Healthy Granola
This delicious healthy granola recipe is naturally sweetened with maple syrup (or honey). It’s made with oats, coconut oil and your favorite nuts and fruit. Make it your own! Recipe yields about 8 cups granola, enough for about 16 half-cup servings.
Ingredients
- 4 cups old-fashioned rolled oats (use certified gluten-free oats for gluten-free granola)
- 1 1/2 cup raw nuts and/or seeds (I used 1 cup pecans and 1/2 cup pepitas)
- 1 teaspoon fine-grain sea salt (if you’re using standard table salt, scale back to 3/4 teaspoon)
- 1/2 teaspoon ground cinnamon
- 1/2 cup melted coconut oil or olive oil (or combination of the two)
- 1/2 cup maple syrup or honey
- 2 teaspoons vanilla extract
- 2/3 cup dried fruit, chopped if large (I used dried cherries)
- Optional but delicious mix-in: unsweetened coconut flakes (I use Bob’s Red Mill)
Instructions
- Preheat oven to 325 degrees Fahrenheit and line a large, rimmed baking sheet with parchment paper.
- In a large mixing bowl, combine the oats, nuts and/or seeds, salt and cinnamon. Stir to blend.
- Pour in the oil, maple syrup and/or honey and vanilla. Mix well, until every oat and nut is lightly coated. Pour the granola onto your prepared pan and use a large spoon to spread it in an even layer.
- Bake until lightly golden, about 25-30 minutes, stirring halfway (for extra-clumpy granola, press the stirred granola down with your spatula to create a more even layer). The granola will further crisp up as it cools.
- Let the granola cool completely, undisturbed (at least 45 minutes). Top with the dried fruit (and optional coconut flakes, if using). Break the granola into pieces with your hands if you want to retain big chunks, or stir it around with a spoon if you don’t want extra-clumpy granola.

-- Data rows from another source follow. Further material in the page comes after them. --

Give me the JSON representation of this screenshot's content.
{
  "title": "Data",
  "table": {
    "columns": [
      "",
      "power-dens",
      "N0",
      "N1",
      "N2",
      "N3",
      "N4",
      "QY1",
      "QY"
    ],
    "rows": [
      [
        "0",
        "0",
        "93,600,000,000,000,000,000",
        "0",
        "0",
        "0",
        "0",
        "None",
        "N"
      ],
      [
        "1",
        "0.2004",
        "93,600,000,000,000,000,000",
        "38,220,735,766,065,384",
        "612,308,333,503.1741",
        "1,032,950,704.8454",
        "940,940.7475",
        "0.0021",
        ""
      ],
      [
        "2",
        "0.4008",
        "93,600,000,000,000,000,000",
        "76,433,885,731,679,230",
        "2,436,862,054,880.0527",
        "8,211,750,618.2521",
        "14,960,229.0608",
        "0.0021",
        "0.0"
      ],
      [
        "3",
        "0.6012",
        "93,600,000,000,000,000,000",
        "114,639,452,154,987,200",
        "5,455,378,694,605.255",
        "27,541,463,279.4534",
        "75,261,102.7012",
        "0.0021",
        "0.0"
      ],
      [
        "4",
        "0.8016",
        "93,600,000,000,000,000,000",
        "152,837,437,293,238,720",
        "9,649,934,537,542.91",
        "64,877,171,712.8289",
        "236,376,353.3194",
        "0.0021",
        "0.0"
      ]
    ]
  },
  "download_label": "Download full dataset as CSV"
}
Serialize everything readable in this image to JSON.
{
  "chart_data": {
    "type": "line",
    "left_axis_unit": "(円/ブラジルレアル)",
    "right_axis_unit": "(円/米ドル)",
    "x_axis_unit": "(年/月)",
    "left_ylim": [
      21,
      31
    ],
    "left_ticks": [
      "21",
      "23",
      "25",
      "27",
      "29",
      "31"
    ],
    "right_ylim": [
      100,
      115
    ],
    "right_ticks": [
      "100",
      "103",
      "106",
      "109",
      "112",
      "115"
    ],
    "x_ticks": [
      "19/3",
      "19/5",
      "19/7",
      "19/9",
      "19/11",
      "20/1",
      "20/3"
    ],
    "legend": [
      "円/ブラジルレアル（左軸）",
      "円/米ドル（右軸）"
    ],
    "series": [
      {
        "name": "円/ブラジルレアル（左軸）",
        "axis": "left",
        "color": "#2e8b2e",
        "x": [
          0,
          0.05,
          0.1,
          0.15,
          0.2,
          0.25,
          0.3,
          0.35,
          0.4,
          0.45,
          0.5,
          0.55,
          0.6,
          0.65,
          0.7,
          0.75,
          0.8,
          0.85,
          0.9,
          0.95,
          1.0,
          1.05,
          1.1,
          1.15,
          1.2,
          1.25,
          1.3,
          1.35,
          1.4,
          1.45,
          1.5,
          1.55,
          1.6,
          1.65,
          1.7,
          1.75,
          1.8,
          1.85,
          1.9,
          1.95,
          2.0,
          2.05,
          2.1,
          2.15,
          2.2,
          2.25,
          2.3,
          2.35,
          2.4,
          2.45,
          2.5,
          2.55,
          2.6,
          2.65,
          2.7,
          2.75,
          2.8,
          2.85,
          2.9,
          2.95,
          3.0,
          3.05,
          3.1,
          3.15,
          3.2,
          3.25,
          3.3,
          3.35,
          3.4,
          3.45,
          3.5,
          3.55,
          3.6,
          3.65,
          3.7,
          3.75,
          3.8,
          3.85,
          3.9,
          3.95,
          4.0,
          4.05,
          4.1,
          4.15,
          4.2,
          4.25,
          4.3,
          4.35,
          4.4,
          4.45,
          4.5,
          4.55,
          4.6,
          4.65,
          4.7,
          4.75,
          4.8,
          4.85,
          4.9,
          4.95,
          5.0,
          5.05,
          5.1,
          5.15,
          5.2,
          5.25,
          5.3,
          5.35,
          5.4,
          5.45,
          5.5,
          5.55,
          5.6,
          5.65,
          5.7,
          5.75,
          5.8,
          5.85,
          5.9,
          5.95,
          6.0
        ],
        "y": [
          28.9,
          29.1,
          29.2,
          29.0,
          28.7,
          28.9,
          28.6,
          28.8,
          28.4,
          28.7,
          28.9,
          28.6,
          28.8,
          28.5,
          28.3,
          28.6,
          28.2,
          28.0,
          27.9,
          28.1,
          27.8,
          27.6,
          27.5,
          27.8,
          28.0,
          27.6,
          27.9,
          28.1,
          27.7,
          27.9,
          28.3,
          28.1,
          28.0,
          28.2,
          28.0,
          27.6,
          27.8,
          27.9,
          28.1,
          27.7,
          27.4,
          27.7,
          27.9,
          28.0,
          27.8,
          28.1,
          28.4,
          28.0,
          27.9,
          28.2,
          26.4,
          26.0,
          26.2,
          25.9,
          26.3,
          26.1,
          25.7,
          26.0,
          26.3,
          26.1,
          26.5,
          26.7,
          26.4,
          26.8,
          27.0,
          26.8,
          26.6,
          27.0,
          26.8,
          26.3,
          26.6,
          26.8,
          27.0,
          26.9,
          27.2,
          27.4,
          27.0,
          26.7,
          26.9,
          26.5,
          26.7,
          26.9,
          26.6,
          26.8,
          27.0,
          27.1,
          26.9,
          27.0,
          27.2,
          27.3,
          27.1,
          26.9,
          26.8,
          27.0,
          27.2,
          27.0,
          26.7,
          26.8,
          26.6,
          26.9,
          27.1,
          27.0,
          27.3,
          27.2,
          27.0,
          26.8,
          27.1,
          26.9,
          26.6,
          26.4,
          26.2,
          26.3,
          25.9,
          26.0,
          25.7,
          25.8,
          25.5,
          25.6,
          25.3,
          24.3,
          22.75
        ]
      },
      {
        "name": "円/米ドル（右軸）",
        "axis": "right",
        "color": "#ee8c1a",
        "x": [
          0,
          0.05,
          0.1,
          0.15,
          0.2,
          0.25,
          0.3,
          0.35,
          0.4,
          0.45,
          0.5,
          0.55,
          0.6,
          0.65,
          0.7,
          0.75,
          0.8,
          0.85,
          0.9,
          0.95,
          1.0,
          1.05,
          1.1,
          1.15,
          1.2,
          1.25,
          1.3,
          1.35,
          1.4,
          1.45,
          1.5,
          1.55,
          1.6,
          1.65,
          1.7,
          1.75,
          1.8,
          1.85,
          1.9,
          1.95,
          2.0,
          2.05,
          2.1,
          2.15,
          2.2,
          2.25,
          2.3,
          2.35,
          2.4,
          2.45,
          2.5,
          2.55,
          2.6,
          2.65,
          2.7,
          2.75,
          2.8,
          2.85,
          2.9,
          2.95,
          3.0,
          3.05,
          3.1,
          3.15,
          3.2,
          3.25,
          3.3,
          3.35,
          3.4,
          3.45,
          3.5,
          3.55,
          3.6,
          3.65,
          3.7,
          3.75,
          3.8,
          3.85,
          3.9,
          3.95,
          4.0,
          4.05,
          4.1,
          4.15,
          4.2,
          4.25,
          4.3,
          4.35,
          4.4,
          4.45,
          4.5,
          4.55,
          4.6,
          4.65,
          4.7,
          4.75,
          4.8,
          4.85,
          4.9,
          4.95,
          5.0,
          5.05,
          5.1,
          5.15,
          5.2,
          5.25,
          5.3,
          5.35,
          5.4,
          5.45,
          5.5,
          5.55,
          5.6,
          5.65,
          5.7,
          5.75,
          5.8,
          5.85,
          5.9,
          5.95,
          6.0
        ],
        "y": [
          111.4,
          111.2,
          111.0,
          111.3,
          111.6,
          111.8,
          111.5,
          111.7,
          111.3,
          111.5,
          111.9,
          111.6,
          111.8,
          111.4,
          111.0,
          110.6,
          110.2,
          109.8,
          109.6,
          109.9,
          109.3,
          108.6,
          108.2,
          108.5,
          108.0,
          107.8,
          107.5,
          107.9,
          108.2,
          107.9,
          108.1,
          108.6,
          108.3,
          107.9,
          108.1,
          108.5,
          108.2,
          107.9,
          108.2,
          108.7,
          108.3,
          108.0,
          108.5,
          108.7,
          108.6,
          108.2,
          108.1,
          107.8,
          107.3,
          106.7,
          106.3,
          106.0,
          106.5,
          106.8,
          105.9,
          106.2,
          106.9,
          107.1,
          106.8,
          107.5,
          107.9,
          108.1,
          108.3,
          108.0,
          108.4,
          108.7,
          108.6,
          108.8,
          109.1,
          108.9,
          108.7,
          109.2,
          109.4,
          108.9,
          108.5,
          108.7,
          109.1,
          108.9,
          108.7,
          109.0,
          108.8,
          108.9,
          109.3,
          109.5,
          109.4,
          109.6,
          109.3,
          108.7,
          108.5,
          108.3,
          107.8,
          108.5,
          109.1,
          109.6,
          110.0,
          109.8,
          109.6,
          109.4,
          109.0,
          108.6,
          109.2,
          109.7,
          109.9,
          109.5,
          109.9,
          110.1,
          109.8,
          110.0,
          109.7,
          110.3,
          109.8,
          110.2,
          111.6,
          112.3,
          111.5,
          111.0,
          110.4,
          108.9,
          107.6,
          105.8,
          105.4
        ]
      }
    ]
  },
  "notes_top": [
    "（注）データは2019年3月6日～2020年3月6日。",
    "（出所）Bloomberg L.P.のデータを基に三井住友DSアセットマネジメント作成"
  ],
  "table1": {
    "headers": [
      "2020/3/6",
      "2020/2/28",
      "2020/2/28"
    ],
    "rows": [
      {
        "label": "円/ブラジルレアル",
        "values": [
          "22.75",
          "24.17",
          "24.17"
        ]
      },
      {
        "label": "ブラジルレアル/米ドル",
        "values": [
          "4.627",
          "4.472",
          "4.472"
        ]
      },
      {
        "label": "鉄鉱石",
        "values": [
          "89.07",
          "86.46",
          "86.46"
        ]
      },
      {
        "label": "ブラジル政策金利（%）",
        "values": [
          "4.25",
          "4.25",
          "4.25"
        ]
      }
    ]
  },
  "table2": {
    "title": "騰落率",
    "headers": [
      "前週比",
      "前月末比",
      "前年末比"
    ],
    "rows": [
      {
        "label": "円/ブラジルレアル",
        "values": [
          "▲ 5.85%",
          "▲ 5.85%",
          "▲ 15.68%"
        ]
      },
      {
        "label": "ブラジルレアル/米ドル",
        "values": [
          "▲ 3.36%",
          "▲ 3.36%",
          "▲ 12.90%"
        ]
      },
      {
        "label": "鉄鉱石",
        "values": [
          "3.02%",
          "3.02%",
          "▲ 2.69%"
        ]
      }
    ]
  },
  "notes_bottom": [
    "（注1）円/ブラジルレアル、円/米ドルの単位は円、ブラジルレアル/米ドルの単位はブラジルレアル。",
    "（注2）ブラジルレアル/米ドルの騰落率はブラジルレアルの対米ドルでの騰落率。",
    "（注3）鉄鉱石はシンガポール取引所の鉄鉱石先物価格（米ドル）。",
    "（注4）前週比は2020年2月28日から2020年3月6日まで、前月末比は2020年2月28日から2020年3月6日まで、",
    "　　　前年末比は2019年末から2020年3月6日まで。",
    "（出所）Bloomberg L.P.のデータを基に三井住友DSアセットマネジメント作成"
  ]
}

- Store the granola in an airtight container at room temperature for 1 to 2 weeks, or in a sealed freezer bag in the freezer for up to 3 months. The dried fruit can freeze solid, so let it warm to room temperature for 5 to 10 minutes before serving.
Notes
Make it gluten free: Be sure to use certified gluten-free oats.
Make it nut free: Use seeds, like pepitas or sunflower seeds, instead of nuts.
If you want toasted coconut in your granola: Stir unsweetened coconut flakes into the granola halfway through baking. They’ll get nice and toasty that way
— By Deborah Binder
Deborah Binder lives in Edmonds with her family. She is “dancing with N.E.D.” (no evidence of disease) after being diagnosed with ovarian cancer in 2009. She is a foodie who loves to cook from scratch and share her experiments with her family and friends. She attended culinary school on the East Coast and freelances around town for local chefs. Her current interest in food is learning to eat for health and wellness, while at the same time enjoying the pleasures of the table. As Julia Child once said, “Everything in moderation including butter.” Deborah can be contacted at jaideborah@yahoo.com.
Deborah – This is basically the recipe I follow but with the addition of lemon, lime or orange zest combined with a tablespoon of sugar. I love adding crystallized ginger, dried apricots and dried cranberries to a batch of granola. I love having it with yogurt and fruit. I’ve made at least a half dozen batches of granola in the last few months. I store it in an airtight container in our pantry. Each batch lasts us a couple weeks.
I love your creativity. It’s wonderful to follow your taste buds and personalize your granola. It’s a great snack too!